Decoding motor neuron activity from epimysial thin-film electrode recordings following targeted muscle reinnervation
Artikel i vetenskaplig tidskrift, 2019
Objective. Surface electromyography (EMG) is currently used as a control signal for active prostheses in amputees who underwent targeted muscle reinnervation (TMR) surgery. Recent research has shown that it is possible to access the spiking activity of spinal motor neurons from multi-channel surface EMG. In this study, we propose the use of multi-channel epimysial EMG electrodes as an interface for decoding motor neurons activity following TMR. Approach. We tested multi-channel epimysial electrodes (48 detection sites) built with thin-film technology in an animal model of TMR. Eight animals were tested 12 weeks after reinnervation of the biceps brachii lateral head by the ulnar nerve. We identified the position of the innervation zone and the muscle fiber conduction velocity of motor units decoded from the multi-channel epimysial recordings. Moreover, we characterized the pick-up volume by the distribution of the motor unit action potential amplitude over the epimysium surface. Main results. The electrodes provided high quality signals with average signal-to-noise ratio >30 dB across 95 identified motor units. The motor unit action potential amplitude decreased with increasing distance of the electrode from the muscle fibers (P 0.001). The decrease was more pronounced for bipolar compared to monopolar derivations.
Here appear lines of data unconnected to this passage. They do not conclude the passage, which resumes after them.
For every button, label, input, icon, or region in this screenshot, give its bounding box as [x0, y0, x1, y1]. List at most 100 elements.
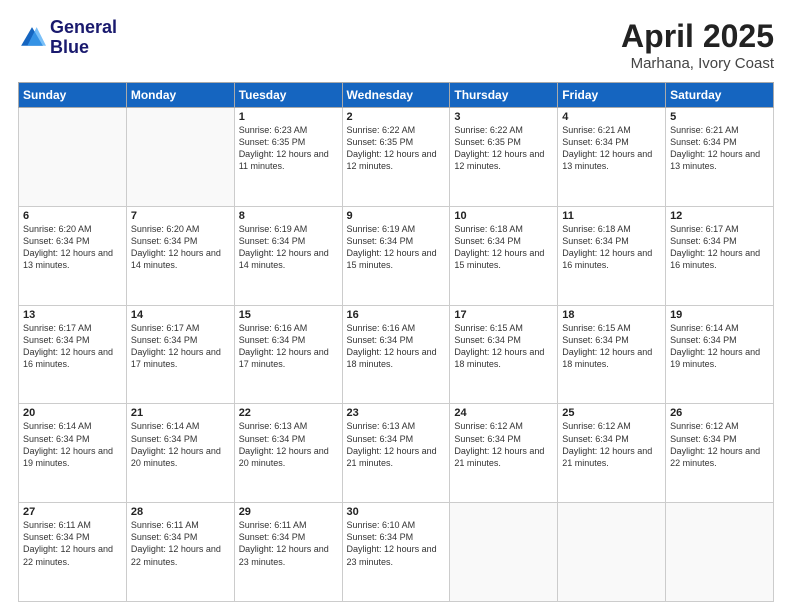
day-number: 11: [562, 210, 661, 222]
calendar-cell: 8Sunrise: 6:19 AM Sunset: 6:34 PM Daylig…: [234, 206, 342, 305]
calendar-cell: 20Sunrise: 6:14 AM Sunset: 6:34 PM Dayli…: [19, 404, 127, 503]
day-number: 24: [454, 407, 553, 419]
day-info: Sunrise: 6:14 AM Sunset: 6:34 PM Dayligh…: [670, 322, 769, 371]
page: General Blue April 2025 Marhana, Ivory C…: [0, 0, 792, 612]
calendar-cell: 13Sunrise: 6:17 AM Sunset: 6:34 PM Dayli…: [19, 305, 127, 404]
day-number: 19: [670, 309, 769, 321]
day-info: Sunrise: 6:16 AM Sunset: 6:34 PM Dayligh…: [239, 322, 338, 371]
calendar-cell: 5Sunrise: 6:21 AM Sunset: 6:34 PM Daylig…: [666, 108, 774, 207]
day-number: 10: [454, 210, 553, 222]
day-number: 23: [347, 407, 446, 419]
day-info: Sunrise: 6:17 AM Sunset: 6:34 PM Dayligh…: [670, 223, 769, 272]
day-info: Sunrise: 6:15 AM Sunset: 6:34 PM Dayligh…: [454, 322, 553, 371]
calendar-cell: 3Sunrise: 6:22 AM Sunset: 6:35 PM Daylig…: [450, 108, 558, 207]
day-info: Sunrise: 6:18 AM Sunset: 6:34 PM Dayligh…: [454, 223, 553, 272]
calendar-cell: [666, 503, 774, 602]
day-number: 6: [23, 210, 122, 222]
calendar-week-row: 20Sunrise: 6:14 AM Sunset: 6:34 PM Dayli…: [19, 404, 774, 503]
day-info: Sunrise: 6:13 AM Sunset: 6:34 PM Dayligh…: [239, 420, 338, 469]
day-info: Sunrise: 6:12 AM Sunset: 6:34 PM Dayligh…: [562, 420, 661, 469]
day-number: 18: [562, 309, 661, 321]
calendar-cell: 2Sunrise: 6:22 AM Sunset: 6:35 PM Daylig…: [342, 108, 450, 207]
day-number: 25: [562, 407, 661, 419]
header: General Blue April 2025 Marhana, Ivory C…: [18, 18, 774, 72]
day-info: Sunrise: 6:15 AM Sunset: 6:34 PM Dayligh…: [562, 322, 661, 371]
calendar-cell: 30Sunrise: 6:10 AM Sunset: 6:34 PM Dayli…: [342, 503, 450, 602]
day-info: Sunrise: 6:19 AM Sunset: 6:34 PM Dayligh…: [239, 223, 338, 272]
day-info: Sunrise: 6:21 AM Sunset: 6:34 PM Dayligh…: [562, 124, 661, 173]
weekday-header-row: SundayMondayTuesdayWednesdayThursdayFrid…: [19, 83, 774, 108]
calendar-cell: 4Sunrise: 6:21 AM Sunset: 6:34 PM Daylig…: [558, 108, 666, 207]
calendar-title: April 2025: [621, 18, 774, 55]
calendar-cell: 29Sunrise: 6:11 AM Sunset: 6:34 PM Dayli…: [234, 503, 342, 602]
day-number: 14: [131, 309, 230, 321]
day-info: Sunrise: 6:13 AM Sunset: 6:34 PM Dayligh…: [347, 420, 446, 469]
day-info: Sunrise: 6:12 AM Sunset: 6:34 PM Dayligh…: [670, 420, 769, 469]
calendar-cell: [558, 503, 666, 602]
calendar-cell: 14Sunrise: 6:17 AM Sunset: 6:34 PM Dayli…: [126, 305, 234, 404]
day-number: 12: [670, 210, 769, 222]
calendar-week-row: 1Sunrise: 6:23 AM Sunset: 6:35 PM Daylig…: [19, 108, 774, 207]
calendar-table: SundayMondayTuesdayWednesdayThursdayFrid…: [18, 82, 774, 602]
day-number: 3: [454, 111, 553, 123]
weekday-header-monday: Monday: [126, 83, 234, 108]
calendar-subtitle: Marhana, Ivory Coast: [621, 55, 774, 72]
calendar-cell: 21Sunrise: 6:14 AM Sunset: 6:34 PM Dayli…: [126, 404, 234, 503]
day-info: Sunrise: 6:14 AM Sunset: 6:34 PM Dayligh…: [23, 420, 122, 469]
logo: General Blue: [18, 18, 117, 58]
day-info: Sunrise: 6:11 AM Sunset: 6:34 PM Dayligh…: [131, 519, 230, 568]
calendar-cell: 1Sunrise: 6:23 AM Sunset: 6:35 PM Daylig…: [234, 108, 342, 207]
day-number: 2: [347, 111, 446, 123]
calendar-cell: 18Sunrise: 6:15 AM Sunset: 6:34 PM Dayli…: [558, 305, 666, 404]
calendar-cell: 15Sunrise: 6:16 AM Sunset: 6:34 PM Dayli…: [234, 305, 342, 404]
calendar-week-row: 27Sunrise: 6:11 AM Sunset: 6:34 PM Dayli…: [19, 503, 774, 602]
day-info: Sunrise: 6:14 AM Sunset: 6:34 PM Dayligh…: [131, 420, 230, 469]
day-info: Sunrise: 6:12 AM Sunset: 6:34 PM Dayligh…: [454, 420, 553, 469]
day-info: Sunrise: 6:11 AM Sunset: 6:34 PM Dayligh…: [23, 519, 122, 568]
day-number: 30: [347, 506, 446, 518]
weekday-header-tuesday: Tuesday: [234, 83, 342, 108]
day-number: 9: [347, 210, 446, 222]
calendar-cell: 7Sunrise: 6:20 AM Sunset: 6:34 PM Daylig…: [126, 206, 234, 305]
day-number: 26: [670, 407, 769, 419]
calendar-cell: 25Sunrise: 6:12 AM Sunset: 6:34 PM Dayli…: [558, 404, 666, 503]
logo-icon: [18, 24, 46, 52]
calendar-cell: 22Sunrise: 6:13 AM Sunset: 6:34 PM Dayli…: [234, 404, 342, 503]
calendar-cell: 17Sunrise: 6:15 AM Sunset: 6:34 PM Dayli…: [450, 305, 558, 404]
day-info: Sunrise: 6:22 AM Sunset: 6:35 PM Dayligh…: [454, 124, 553, 173]
day-number: 1: [239, 111, 338, 123]
day-info: Sunrise: 6:23 AM Sunset: 6:35 PM Dayligh…: [239, 124, 338, 173]
day-info: Sunrise: 6:20 AM Sunset: 6:34 PM Dayligh…: [131, 223, 230, 272]
day-info: Sunrise: 6:21 AM Sunset: 6:34 PM Dayligh…: [670, 124, 769, 173]
calendar-cell: [450, 503, 558, 602]
day-info: Sunrise: 6:19 AM Sunset: 6:34 PM Dayligh…: [347, 223, 446, 272]
day-number: 13: [23, 309, 122, 321]
logo-text: General Blue: [50, 18, 117, 58]
day-number: 20: [23, 407, 122, 419]
calendar-cell: [126, 108, 234, 207]
weekday-header-saturday: Saturday: [666, 83, 774, 108]
day-info: Sunrise: 6:16 AM Sunset: 6:34 PM Dayligh…: [347, 322, 446, 371]
day-info: Sunrise: 6:11 AM Sunset: 6:34 PM Dayligh…: [239, 519, 338, 568]
title-area: April 2025 Marhana, Ivory Coast: [621, 18, 774, 72]
day-number: 21: [131, 407, 230, 419]
day-number: 8: [239, 210, 338, 222]
day-number: 16: [347, 309, 446, 321]
day-number: 27: [23, 506, 122, 518]
calendar-cell: 23Sunrise: 6:13 AM Sunset: 6:34 PM Dayli…: [342, 404, 450, 503]
calendar-cell: 27Sunrise: 6:11 AM Sunset: 6:34 PM Dayli…: [19, 503, 127, 602]
day-number: 22: [239, 407, 338, 419]
day-info: Sunrise: 6:10 AM Sunset: 6:34 PM Dayligh…: [347, 519, 446, 568]
day-number: 15: [239, 309, 338, 321]
calendar-cell: 24Sunrise: 6:12 AM Sunset: 6:34 PM Dayli…: [450, 404, 558, 503]
calendar-cell: 9Sunrise: 6:19 AM Sunset: 6:34 PM Daylig…: [342, 206, 450, 305]
calendar-cell: 10Sunrise: 6:18 AM Sunset: 6:34 PM Dayli…: [450, 206, 558, 305]
day-number: 4: [562, 111, 661, 123]
calendar-cell: 26Sunrise: 6:12 AM Sunset: 6:34 PM Dayli…: [666, 404, 774, 503]
day-info: Sunrise: 6:17 AM Sunset: 6:34 PM Dayligh…: [23, 322, 122, 371]
day-number: 5: [670, 111, 769, 123]
calendar-cell: 16Sunrise: 6:16 AM Sunset: 6:34 PM Dayli…: [342, 305, 450, 404]
weekday-header-thursday: Thursday: [450, 83, 558, 108]
day-number: 28: [131, 506, 230, 518]
weekday-header-sunday: Sunday: [19, 83, 127, 108]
The average muscle fiber conduction velocity was 2.46 ± 0.83 m s -1 . Most of the neuromuscular junctions were close to the region where the nerve was neurotized, as observed from the EMG recordings and imaging data. Significance. These results show that epimysial electrodes can be used for selective recordings of motor unit activities with a pick-up volume that included the entire muscle in the rat hindlimb. Epimysial electrodes can thus be used for detecting motor unit activity in muscles with specific fascicular territories associated to different functions following TMR surgery.